C-3me0

I read an article yesterday discussing the possibility of granting human rights to robots once artificial intelligence is sufficiently advanced. The article mentioned society getting closer to the kind of thing Asimov wrote about. Personally, I don't think we'll ever create an autonomous robot that is capable of human behavior to a degree that we will consider it sentient. But that's just me.

Have you ever noticed how much society falls short of technological predictions? 20 years ago the world was convinced that by the year 2000 we'd all be cruising around in flying cars. In the late 80s and early 90s we were worried that virtual reality would supersede the real world and we'd all end up living out our lives plugged into VR machines.

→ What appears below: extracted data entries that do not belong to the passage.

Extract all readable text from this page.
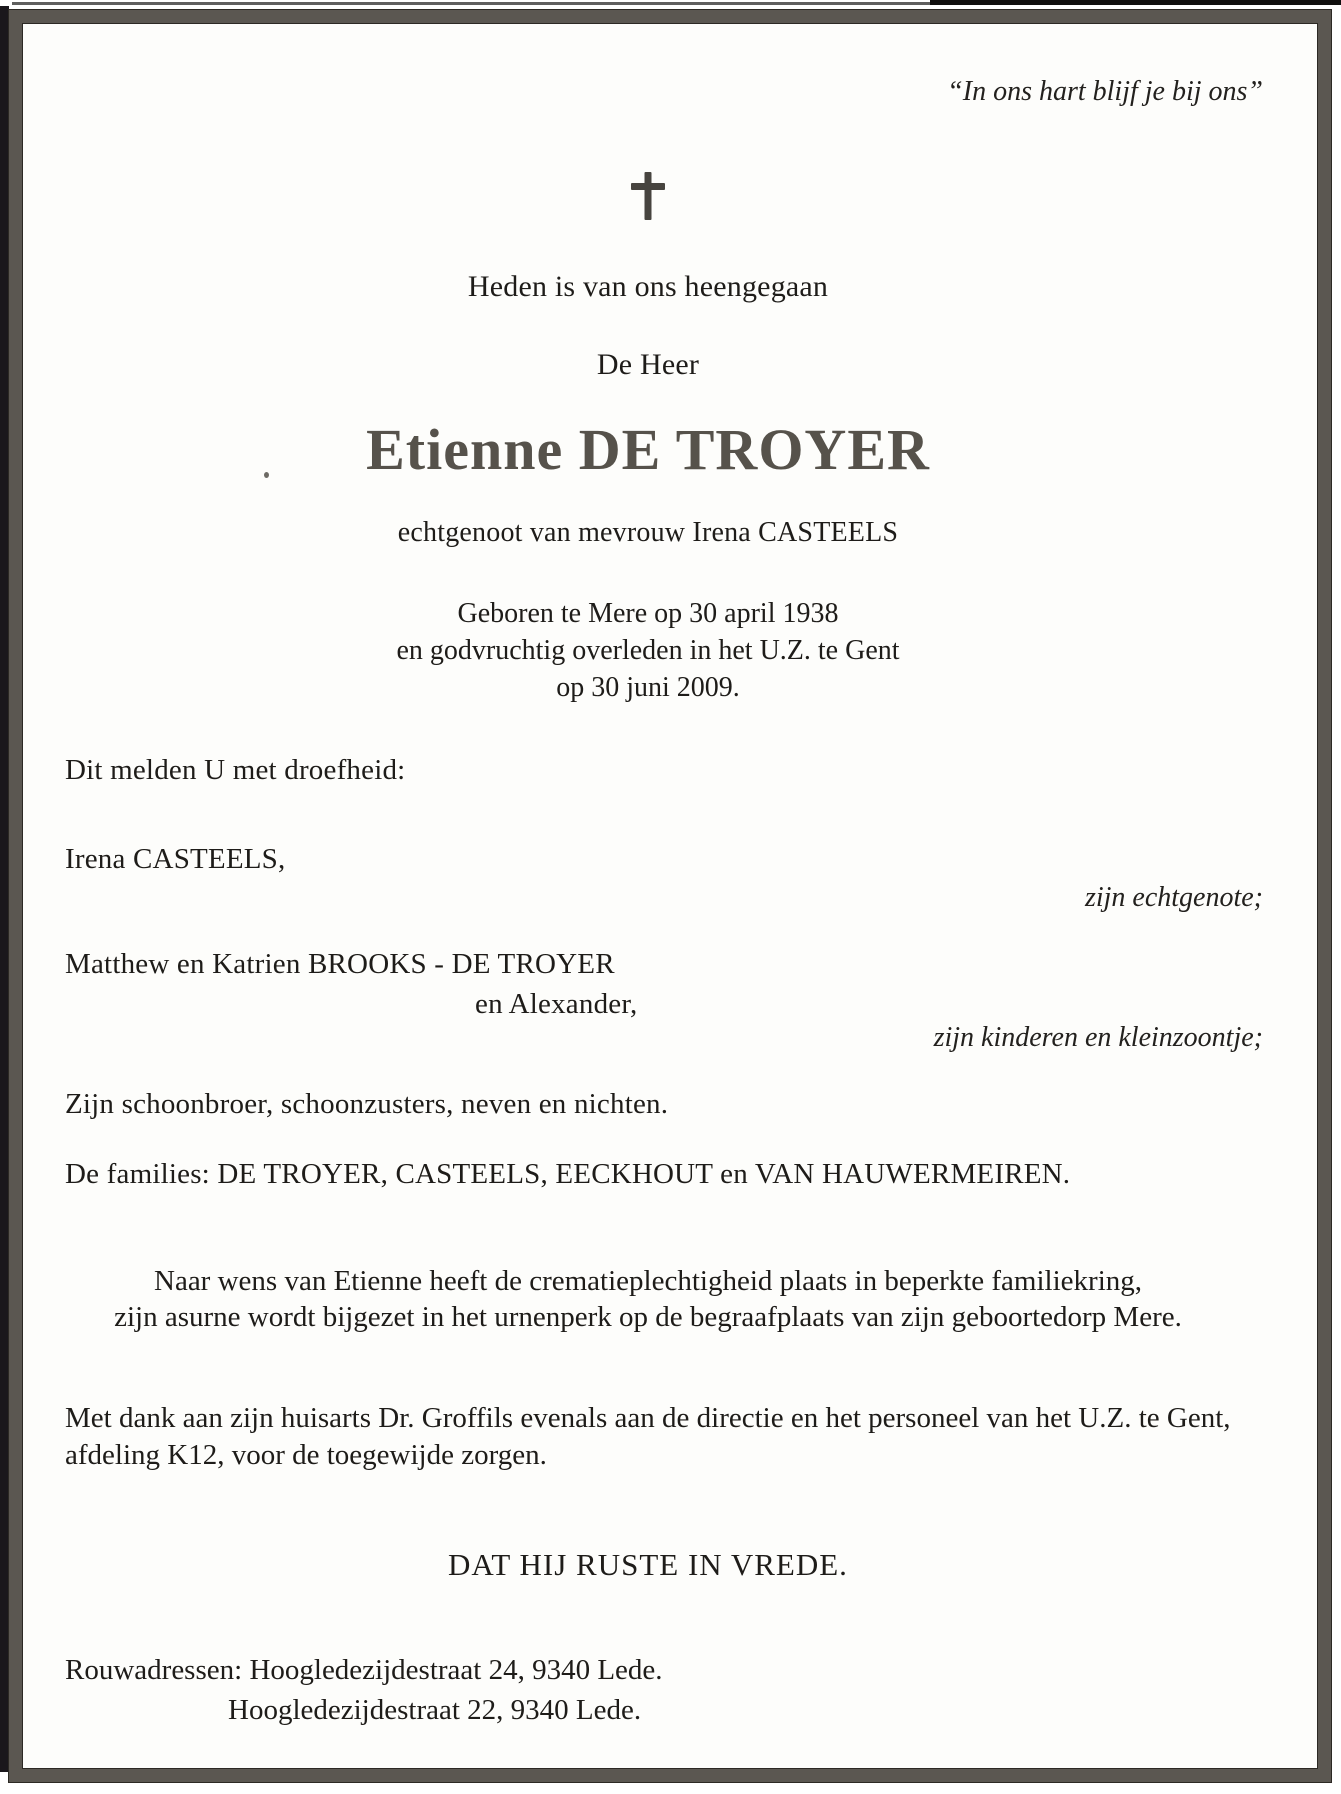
“In ons hart blijf je bij ons”
Heden is van ons heengegaan
De Heer
Etienne DE TROYER
echtgenoot van mevrouw Irena CASTEELS
Geboren te Mere op 30 april 1938
en godvruchtig overleden in het U.Z. te Gent
op 30 juni 2009.
Dit melden U met droefheid:
Irena CASTEELS,
zijn echtgenote;
Matthew en Katrien BROOKS - DE TROYER
en Alexander,
zijn kinderen en kleinzoontje;
Zijn schoonbroer, schoonzusters, neven en nichten.
De families: DE TROYER, CASTEELS, EECKHOUT en VAN HAUWERMEIREN.
Naar wens van Etienne heeft de crematieplechtigheid plaats in beperkte familiekring,
zijn asurne wordt bijgezet in het urnenperk op de begraafplaats van zijn geboortedorp Mere.
Met dank aan zijn huisarts Dr. Groffils evenals aan de directie en het personeel van het U.Z. te Gent,
afdeling K12, voor de toegewijde zorgen.
DAT HIJ RUSTE IN VREDE.
Rouwadressen: Hoogledezijdestraat 24, 9340 Lede.
Hoogledezijdestraat 22, 9340 Lede.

There are a couple of books by Raymond Kurzweil detailing what he calls the Singularity, or the point at which technological advances happen at a geometric rate, transforming society as we know it. I read the Age of Spiritual Machines, in which he gives detailed predictions about what the future will hold at given points of time. It's a fascinating book, and I enjoyed the optimism he displays. The problem is that the time has elapsed for some of his earlier predictions, and virtually none of them have come true.

I don't think that such advances are impossible. I just think we're all so busy fighting each other that we severely stunt our growth as a society and a species. In another book, Childhood's End, Arthur C. Clark gives us a glimpse of what could happen if we stopped trying to kill each other and worked together.

This wasn't really where I intended to go with this post. But once I started, my mind just went off in its own direction. I'd like to see a robot do that.

Comments

Todd said…
The funny thing about computers is this: they do exactly what we tell them to. Most parents and employers probably wish more people were like computers.